Basal reinforcement, where high tensile geogrids are employed beneath structures, is becoming an
increasingly accepted construction technique along the eastern coast of southern Africa. The presence
of compressible, soft, thin and shallow clay horizons usually associated with complex estuarine or
lagoonal deposits are a major consideration when using basal reinforcement as a founding technique.
Basal reinforcement involves the use of high tensile strength geogrids beneath a structure to form a
reinforced sand foundation. Deformation behaviour under loading is an important component of
stability analysis of earth structures. If reinforcement is used, the mechanisms become altered.
Geotechnical centrifuge modelling is a unique physical modelling technique, as it allows replication
of in situ stresses, which is most important because soil behaviour is a function of stress. This is
achieved by placing the model at the end of the centrifuge arm, and subjecting it to an increased
gravitational field, which creates the correct stress distribution in the model. Centrifuge modelling
provides an appropriate technique to observe the behaviour of compressible, soft, thin and shallow
clay horizons when basal reinforcement is utilized. An appropriate centrifuge model was constructed
and compared the behaviour of the clay horizon under unreinforced and reinforced conditions.
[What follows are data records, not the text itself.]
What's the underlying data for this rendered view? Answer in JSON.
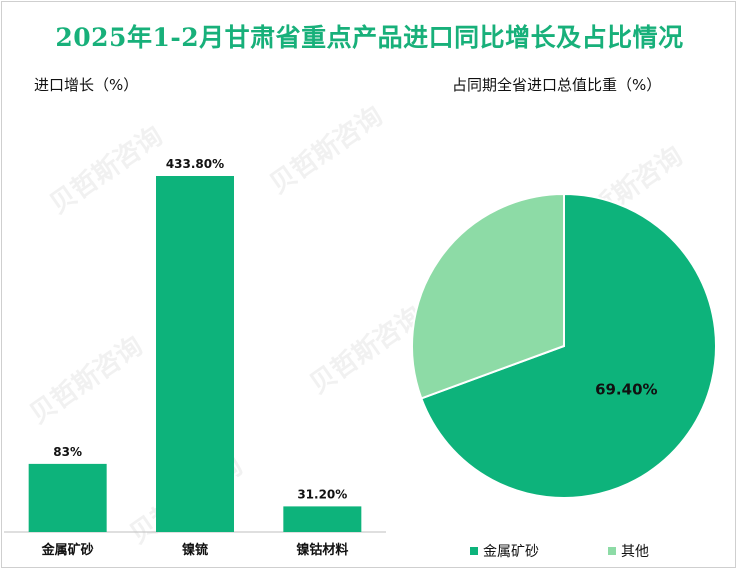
{
  "title": "2025年1-2月甘肃省重点产品进口同比增长及占比情况",
  "bar_subtitle": "进口增长（%）",
  "pie_subtitle": "占同期全省进口总值比重（%）",
  "colors": {
    "bar": "#0db37b",
    "pie_main": "#0db37b",
    "pie_other": "#8ddba6",
    "title": "#18b07a"
  },
  "chart_data": [
    {
      "type": "bar",
      "title": "进口增长（%）",
      "categories": [
        "金属矿砂",
        "镍锍",
        "镍钴材料"
      ],
      "values": [
        83,
        433.8,
        31.2
      ],
      "value_labels": [
        "83%",
        "433.80%",
        "31.20%"
      ],
      "ylim": [
        0,
        433.8
      ],
      "grid": false
    },
    {
      "type": "pie",
      "title": "占同期全省进口总值比重（%）",
      "labels": [
        "金属矿砂",
        "其他"
      ],
      "values": [
        69.4,
        30.6
      ],
      "value_labels": [
        "69.40%",
        ""
      ],
      "legend": "bottom"
    }
  ]
}
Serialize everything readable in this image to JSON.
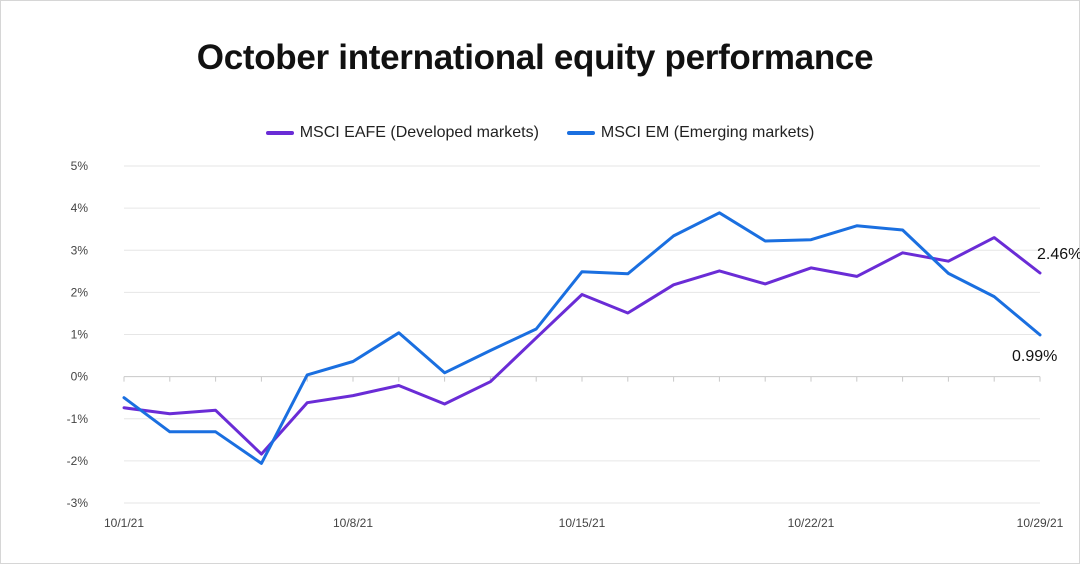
{
  "chart_data": {
    "type": "line",
    "title": "October international equity performance",
    "xlabel": "",
    "ylabel": "",
    "ylim": [
      -3,
      5
    ],
    "y_ticks": [
      "5%",
      "4%",
      "3%",
      "2%",
      "1%",
      "0%",
      "-1%",
      "-2%",
      "-3%"
    ],
    "x_tick_labels": [
      "10/1/21",
      "10/8/21",
      "10/15/21",
      "10/22/21",
      "10/29/21"
    ],
    "x": [
      "10/1/21",
      "10/4/21",
      "10/5/21",
      "10/6/21",
      "10/7/21",
      "10/8/21",
      "10/11/21",
      "10/12/21",
      "10/13/21",
      "10/14/21",
      "10/15/21",
      "10/18/21",
      "10/19/21",
      "10/20/21",
      "10/21/21",
      "10/22/21",
      "10/25/21",
      "10/26/21",
      "10/27/21",
      "10/28/21",
      "10/29/21"
    ],
    "grid": true,
    "legend_position": "top-center",
    "series": [
      {
        "name": "MSCI EAFE (Developed markets)",
        "color": "#6A2CD6",
        "values": [
          -0.74,
          -0.88,
          -0.8,
          -1.84,
          -0.62,
          -0.45,
          -0.21,
          -0.65,
          -0.12,
          0.92,
          1.95,
          1.51,
          2.18,
          2.51,
          2.2,
          2.58,
          2.38,
          2.94,
          2.74,
          3.3,
          2.46
        ],
        "end_label": "2.46%"
      },
      {
        "name": "MSCI EM (Emerging markets)",
        "color": "#1A6FE0",
        "values": [
          -0.5,
          -1.31,
          -1.31,
          -2.06,
          0.04,
          0.36,
          1.04,
          0.09,
          0.62,
          1.13,
          2.49,
          2.44,
          3.34,
          3.89,
          3.22,
          3.25,
          3.58,
          3.48,
          2.45,
          1.9,
          0.99
        ],
        "end_label": "0.99%"
      }
    ]
  }
}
Reinforcement configurations were adjusted to observe the influence of additional geogrid layers, and
extension of the width of the reinforcement. It was found that deformation behaviour is distinctly
different between unreinforced and reinforced tests. Vertical deformation in the unreinforced test
localised to the region directly beneath the platform, with little lateral disturbance to the clay horizon
beyond the platform edge. As such, the sand directly beneath the platform acts as a deeper rigid
platform. The deformation behaviour of the clay horizon changes with the inclusion of reinforcement.
When reinforcement is included a wider portion of clay is deformed. The lateral width of this
deformation zone is controlled by the width of the reinforcement, as the applied load is spread. A
‘wide-slab’ effect is evident with an increase in the geogrid width, as the tensioned membrane-effect
is mobilised to increase the capacity of the reinforced foundation sand. This results in a wider portion
of the clay deforming. Addition of geogrid reinforcement to the sand foundation under a wide
platform load enhances deformation of the clay, but has the advantage of an increased load-bearing
capacity of the system. Furthermore, the addition of multiple layers of reinforcement contributes to
this increase in load-bearing capacity. Additionally, increasing the installation width of the
reinforcement contributes to an increased vertical load-bearing capacity. However, this resultant
increase is only mobilised after a certain amount of vertical displacement. This is likely due to the
reinforcement requiring a certain amount of vertical displacement to mobilise tension in order to
support the applied load. The behaviour of a thin compressible clay horizon changes with the
inclusion of reinforcement under a wide platform load. The deformation behaviour of the clay is
increased by additional layers of reinforcement as well as an increase in the width of the
reinforcement. However, the increase in deformation comes at the benefit of an increased vertical
load-bearing capacity of the reinforced foundation sand.